Mechanics of pressurized cellular sheets

TL;DR

This paper investigates how internal pressure in cellular sheets, like plant cells and synthetic structures, influences their mechanical stiffness and shape, revealing pressure-dependent bending behavior and potential applications in biomimetic actuators.

Contribution

It introduces a model explaining pressure-dependent bending stiffness in single-cell sheets, clarifying the mechanical role of turgor pressure and inspiring a biomimetic un-curling actuator.

Findings

Pressure increases sheet stiffness contrary to simple expectations.

Turgor pressure influences leaf shape and curling behavior.

Model explains turgor-driven shrinkage in plant cells.

Abstract

Everyday experience shows that cellular sheets are stiffened by the presence of a pressurized gas: from bicycle inner tubes to bubble wrap, the presence of an internal pressure increases the stiffness of otherwise floppy structures.
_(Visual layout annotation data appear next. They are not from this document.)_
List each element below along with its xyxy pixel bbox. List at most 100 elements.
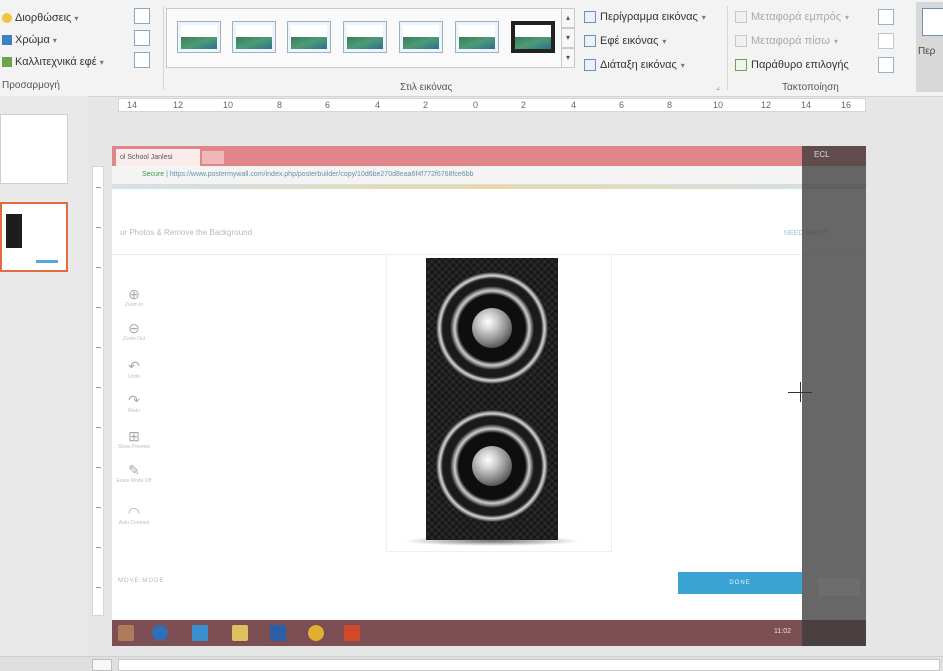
sun-icon xyxy=(2,13,12,23)
url-text: https://www.postermywall.com/index.php/p… xyxy=(169,171,474,178)
store-icon[interactable] xyxy=(192,625,208,641)
speaker-image xyxy=(426,258,558,540)
crosshair-cursor xyxy=(800,382,801,402)
ruler-label: 4 xyxy=(571,100,577,110)
ruler-label: 10 xyxy=(223,100,234,110)
bring-forward-button[interactable]: Μεταφορά εμπρός ▾ xyxy=(735,8,849,26)
word-icon[interactable] xyxy=(270,625,286,641)
tool-label: Zoom In xyxy=(124,302,144,308)
slide-screenshot-image[interactable]: ol School Janlesi Secure | https://www.p… xyxy=(112,146,866,646)
picture-styles-group-label: Στιλ εικόνας xyxy=(400,82,453,93)
send-backward-icon xyxy=(735,35,747,47)
chevron-down-icon: ▾ xyxy=(680,60,685,70)
align-icon[interactable] xyxy=(878,9,894,25)
ruler-label: 16 xyxy=(841,100,852,110)
erase-mode-tool[interactable]: ✎ Erase Mode Off xyxy=(116,462,152,484)
redo-icon: ↷ xyxy=(128,392,140,408)
selection-pane-label: Παράθυρο επιλογής xyxy=(751,59,849,71)
move-mode-label: MOVE MODE xyxy=(118,578,165,584)
picture-style-thumb[interactable] xyxy=(511,21,555,53)
ruler-label: 8 xyxy=(277,100,283,110)
artistic-effects-icon xyxy=(2,57,12,67)
picture-style-thumb[interactable] xyxy=(232,21,276,53)
windows-taskbar: 11:02 xyxy=(112,620,866,646)
color-label: Χρώμα xyxy=(15,34,50,46)
url-field[interactable]: Secure | https://www.postermywall.com/in… xyxy=(142,169,562,181)
zoom-out-tool[interactable]: ⊖ Zoom Out xyxy=(116,320,152,342)
chevron-down-icon: ▾ xyxy=(99,57,104,67)
tool-label: Erase Mode Off xyxy=(116,478,152,484)
chevron-down-icon: ▾ xyxy=(845,12,850,22)
gallery-scroll-down[interactable]: ▾ xyxy=(561,28,575,48)
redo-tool[interactable]: ↷ Redo xyxy=(116,392,152,414)
new-tab-button[interactable] xyxy=(202,151,224,164)
page-header-stripe xyxy=(112,185,866,189)
zoom-in-icon: ⊕ xyxy=(128,286,140,302)
compress-pictures-icon[interactable] xyxy=(134,8,150,24)
layout-icon xyxy=(584,59,596,71)
notes-toggle[interactable] xyxy=(92,659,112,671)
internet-explorer-icon[interactable] xyxy=(152,625,168,641)
rotate-icon[interactable] xyxy=(878,57,894,73)
zoom-in-tool[interactable]: ⊕ Zoom In xyxy=(116,286,152,308)
speaker-driver xyxy=(436,272,548,384)
dialog-launcher-icon[interactable]: ⌟ xyxy=(716,82,720,91)
crop-label: Περ xyxy=(918,46,936,57)
artistic-effects-button[interactable]: Καλλιτεχνικά εφέ ▾ xyxy=(2,54,104,70)
bring-forward-icon xyxy=(735,11,747,23)
slide-thumbnail-pane xyxy=(0,96,88,670)
chevron-down-icon: ▾ xyxy=(833,36,838,46)
gallery-more[interactable]: ▾ xyxy=(561,48,575,68)
group-objects-icon[interactable] xyxy=(878,33,894,49)
picture-style-thumb[interactable] xyxy=(399,21,443,53)
group-separator xyxy=(163,6,164,90)
overlay-block xyxy=(818,578,860,596)
browser-tab[interactable]: ol School Janlesi xyxy=(116,149,200,166)
slide-thumbnail-selected[interactable] xyxy=(0,202,68,272)
send-backward-button[interactable]: Μεταφορά πίσω ▾ xyxy=(735,32,838,50)
overlay-label: ECL xyxy=(814,150,830,159)
done-button[interactable]: DONE xyxy=(678,572,802,594)
contrast-icon: ◠ xyxy=(127,504,141,520)
notes-strip xyxy=(0,656,943,671)
reset-picture-icon[interactable] xyxy=(134,52,150,68)
slide-thumbnail[interactable] xyxy=(0,114,68,184)
powerpoint-icon[interactable] xyxy=(344,625,360,641)
picture-border-label: Περίγραμμα εικόνας xyxy=(600,11,698,23)
file-explorer-icon[interactable] xyxy=(232,625,248,641)
notes-field[interactable] xyxy=(118,659,940,671)
picture-effects-button[interactable]: Εφέ εικόνας ▾ xyxy=(584,32,666,50)
show-preview-tool[interactable]: ⊞ Show Preview xyxy=(116,428,152,450)
tool-label: Auto Contrast xyxy=(118,520,150,526)
corrections-button[interactable]: Διορθώσεις ▾ xyxy=(2,10,78,26)
send-backward-label: Μεταφορά πίσω xyxy=(751,35,830,47)
chevron-down-icon: ▾ xyxy=(74,13,79,23)
preview-icon: ⊞ xyxy=(128,428,140,444)
page-heading: ur Photos & Remove the Background xyxy=(120,228,253,237)
speaker-driver xyxy=(436,410,548,522)
picture-layout-button[interactable]: Διάταξη εικόνας ▾ xyxy=(584,56,685,74)
tool-label: Redo xyxy=(128,408,140,414)
corrections-label: Διορθώσεις xyxy=(15,12,72,24)
gallery-scroll-up[interactable]: ▴ xyxy=(561,8,575,28)
picture-border-button[interactable]: Περίγραμμα εικόνας ▾ xyxy=(584,8,706,26)
ruler-label: 12 xyxy=(173,100,184,110)
auto-contrast-tool[interactable]: ◠ Auto Contrast xyxy=(116,504,152,526)
undo-tool[interactable]: ↶ Undo xyxy=(116,358,152,380)
color-button[interactable]: Χρώμα ▾ xyxy=(2,32,57,48)
selection-pane-button[interactable]: Παράθυρο επιλογής xyxy=(735,56,849,74)
picture-style-thumb[interactable] xyxy=(287,21,331,53)
start-icon[interactable] xyxy=(118,625,134,641)
tool-label: Undo xyxy=(128,374,140,380)
picture-style-thumb[interactable] xyxy=(177,21,221,53)
change-picture-icon[interactable] xyxy=(134,30,150,46)
chevron-down-icon: ▾ xyxy=(701,12,706,22)
ruler-label: 12 xyxy=(761,100,772,110)
chevron-down-icon: ▾ xyxy=(662,36,667,46)
vertical-ruler xyxy=(92,166,104,616)
picture-style-thumb[interactable] xyxy=(455,21,499,53)
crop-button[interactable]: Περ xyxy=(916,2,943,92)
chrome-icon[interactable] xyxy=(308,625,324,641)
secure-label: Secure xyxy=(142,171,165,178)
picture-style-thumb[interactable] xyxy=(343,21,387,53)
The same is true of plants, with turgor pressure (due to the presence of water) taking the place of gas pressure; indeed, in the absence of water, many plants wilt. However, the mechanical basis of this stiffening is somewhat opaque: simple attempts to rationalize it suggest that the stiffness should be independent of the pressure, at odds with everyday experience. Here, we study the mechanics of sheets that are a single cell thick and show how a pressure-dependent bending stiffness may arise. Our model rationalizes observations of turgor-driven shrinkage in plant cells and also suggests that turgor is unlikely to provide significant structural support in many monolayer leaves, such as those found in mosses. However, for such systems, turgor does provide a way to control leaf shape, in accordance with observations of curling upon drying of moss leaves. Guided by our results, we also present a biomimetic actuator that un-curls upon pressurization.